TEMPO.CO, Jakarta - Orang tua narsis menaruh ekspektasi yang tinggi terhadap anak-anak mereka. Mereka mendorong anak untuk mahir berolahraga, berprestasi di sekolah, dan fotogenik. Selain itu, mereka meyakini anak-anak mereka spesial sehingga terkadang menolak menoleransi kekurangan.
“Mereka melihat anak sebagai bagian dari diri mereka, seperti kaki tangan mereka. Dan ketika anak tidak berhasil mencapai tujuan, kekecewaan mereka dilampiaskan dengan menarik kasih sayang bahkan memutus hubungan,” ujar Ramani Durvasula, profesor psikologi Universitas Negeri California, AS.

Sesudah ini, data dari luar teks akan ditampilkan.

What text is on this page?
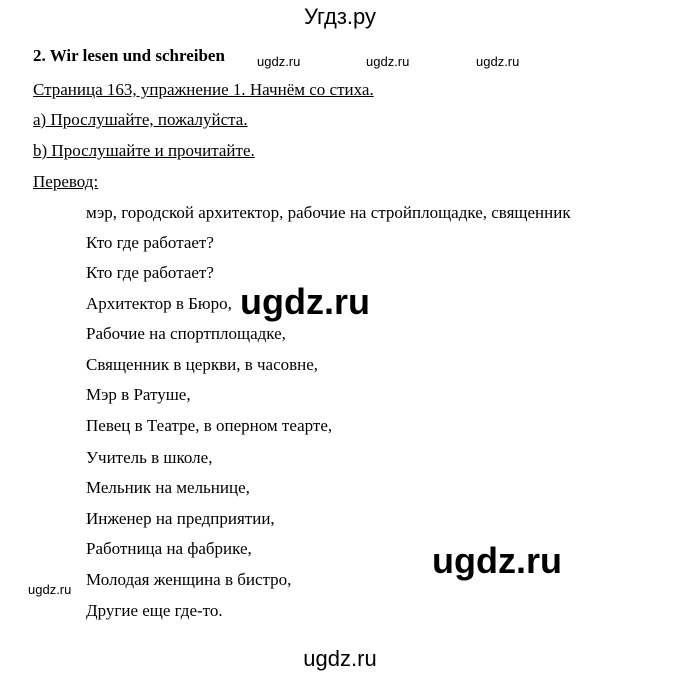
Угдз.ру
2. Wir lesen und schreiben ugdz.ru	ugdz.ru	ugdz.ru
Страница 163, упражнение 1. Начнём со стиха.
а) Прослушайте, пожалуйста.
b) Прослушайте и прочитайте.
Перевод:
мэр, городской архитектор, рабочие на стройплощадке, священник
Кто где работает?
Кто где работает?
Архитектор в Бюро,
Рабочие на спортплощадке,
Священник в церкви, в часовне,
Мэр в Ратуше,
Певец в Театре, в оперном теарте,
Учитель в школе,
Мельник на мельнице,
Инженер на предприятии,
Работница на фабрике,
Молодая женщина в бистро,
Другие еще где-то.
ugdz.ru
ugdz.ru
ugdz.ru
ugdz.ru
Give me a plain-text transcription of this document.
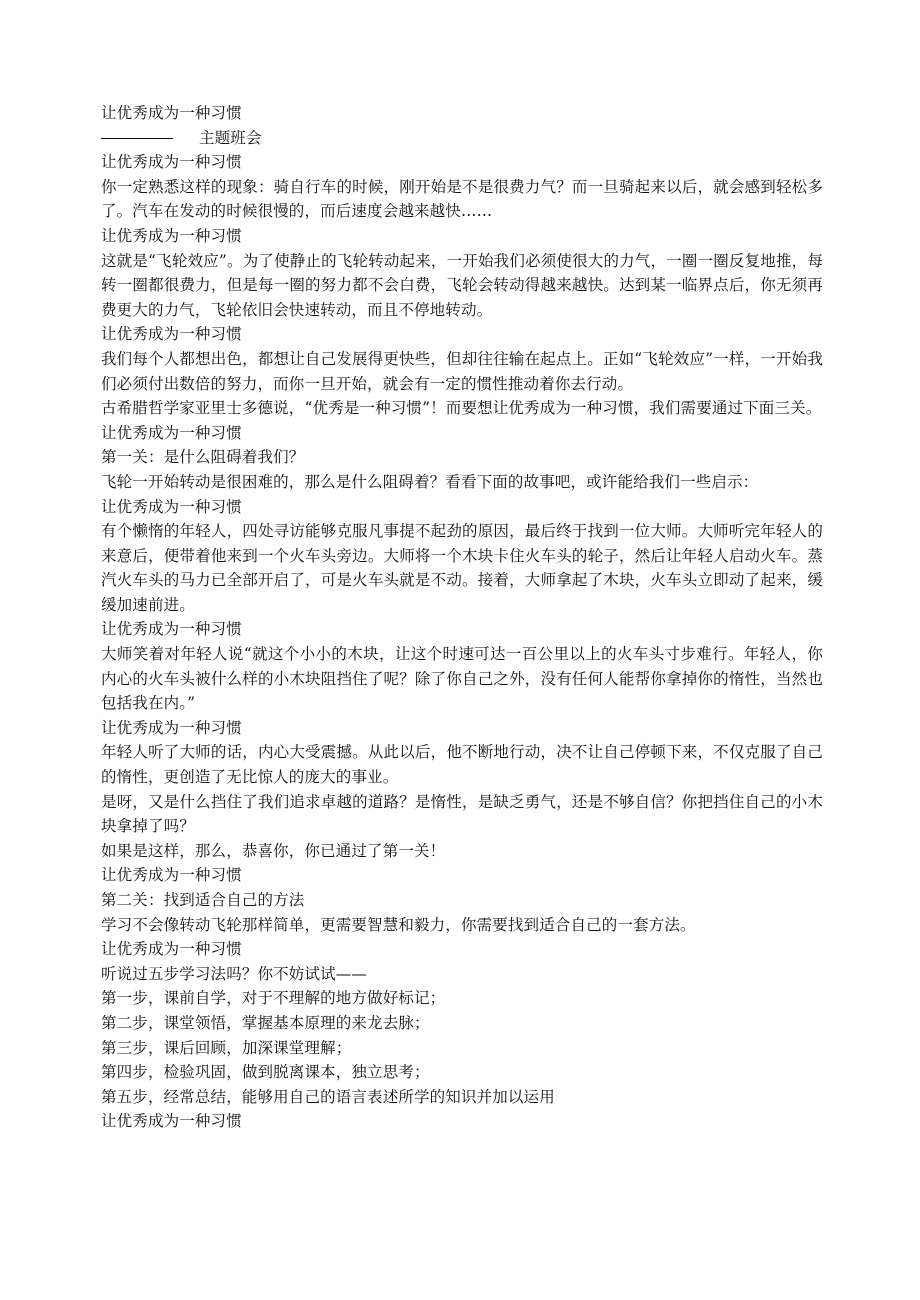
让优秀成为一种习惯

主题班会

让优秀成为一种习惯

你一定熟悉这样的现象：骑自行车的时候，刚开始是不是很费力气？而一旦骑起来以后，就会感到轻松多了。汽车在发动的时候很慢的，而后速度会越来越快……

让优秀成为一种习惯

这就是“飞轮效应”。为了使静止的飞轮转动起来，一开始我们必须使很大的力气，一圈一圈反复地推，每转一圈都很费力，但是每一圈的努力都不会白费，飞轮会转动得越来越快。达到某一临界点后，你无须再费更大的力气，飞轮依旧会快速转动，而且不停地转动。

让优秀成为一种习惯

我们每个人都想出色，都想让自己发展得更快些，但却往往输在起点上。正如“飞轮效应”一样，一开始我们必须付出数倍的努力，而你一旦开始，就会有一定的惯性推动着你去行动。

古希腊哲学家亚里士多德说，“优秀是一种习惯”！而要想让优秀成为一种习惯，我们需要通过下面三关。

让优秀成为一种习惯

第一关：是什么阻碍着我们？

飞轮一开始转动是很困难的，那么是什么阻碍着？看看下面的故事吧，或许能给我们一些启示：

让优秀成为一种习惯

有个懒惰的年轻人，四处寻访能够克服凡事提不起劲的原因，最后终于找到一位大师。大师听完年轻人的来意后，便带着他来到一个火车头旁边。大师将一个木块卡住火车头的轮子，然后让年轻人启动火车。蒸汽火车头的马力已全部开启了，可是火车头就是不动。接着，大师拿起了木块，火车头立即动了起来，缓缓加速前进。

让优秀成为一种习惯

大师笑着对年轻人说“就这个小小的木块，让这个时速可达一百公里以上的火车头寸步难行。年轻人，你内心的火车头被什么样的小木块阻挡住了呢？除了你自己之外，没有任何人能帮你拿掉你的惰性，当然也包括我在内。”

让优秀成为一种习惯

年轻人听了大师的话，内心大受震撼。从此以后，他不断地行动，决不让自己停顿下来，不仅克服了自己的惰性，更创造了无比惊人的庞大的事业。

是呀，又是什么挡住了我们追求卓越的道路？是惰性，是缺乏勇气，还是不够自信？你把挡住自己的小木块拿掉了吗？

如果是这样，那么，恭喜你，你已通过了第一关！

让优秀成为一种习惯

第二关：找到适合自己的方法

学习不会像转动飞轮那样简单，更需要智慧和毅力，你需要找到适合自己的一套方法。

让优秀成为一种习惯

听说过五步学习法吗？你不妨试试——

第一步，课前自学，对于不理解的地方做好标记；

第二步，课堂领悟，掌握基本原理的来龙去脉；

第三步，课后回顾，加深课堂理解；

第四步，检验巩固，做到脱离课本，独立思考；

第五步，经常总结，能够用自己的语言表述所学的知识并加以运用

让优秀成为一种习惯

Fokus narsisisme ke pencapaian anak menciptakan sifat pada diri orang tua. Bahkan perang status di antara ibu-ibu—seperti ASI vs susu formula, ibu bekerja vs ibu di rumah, hingga vaksin vs nonvaksin—berakar dari penerapan pola asuh yang didasari sifat narsis.
“Kita menciptakan dunia di mana hampir tidak mungkin untuk sukses kecuali Anda seorang narsistik,” ujar Durvasula. Akan tetapi, perlu dipahami kompetisi tidak selamanya hal buruk.
Namun, Durvasula mengingatkan, agar tidak terjebak pada kompetisi yang bertolak dari sifat narsis, orang tua harus mampu mengimbangi kompetisi dengan empati dan kasih sayang terhadap anak. Doronglah anak untuk terus berprestasi, namun tekankan tujuannya untuk kebaikan anak, bukan agar anak dan Anda dipandang orang lain.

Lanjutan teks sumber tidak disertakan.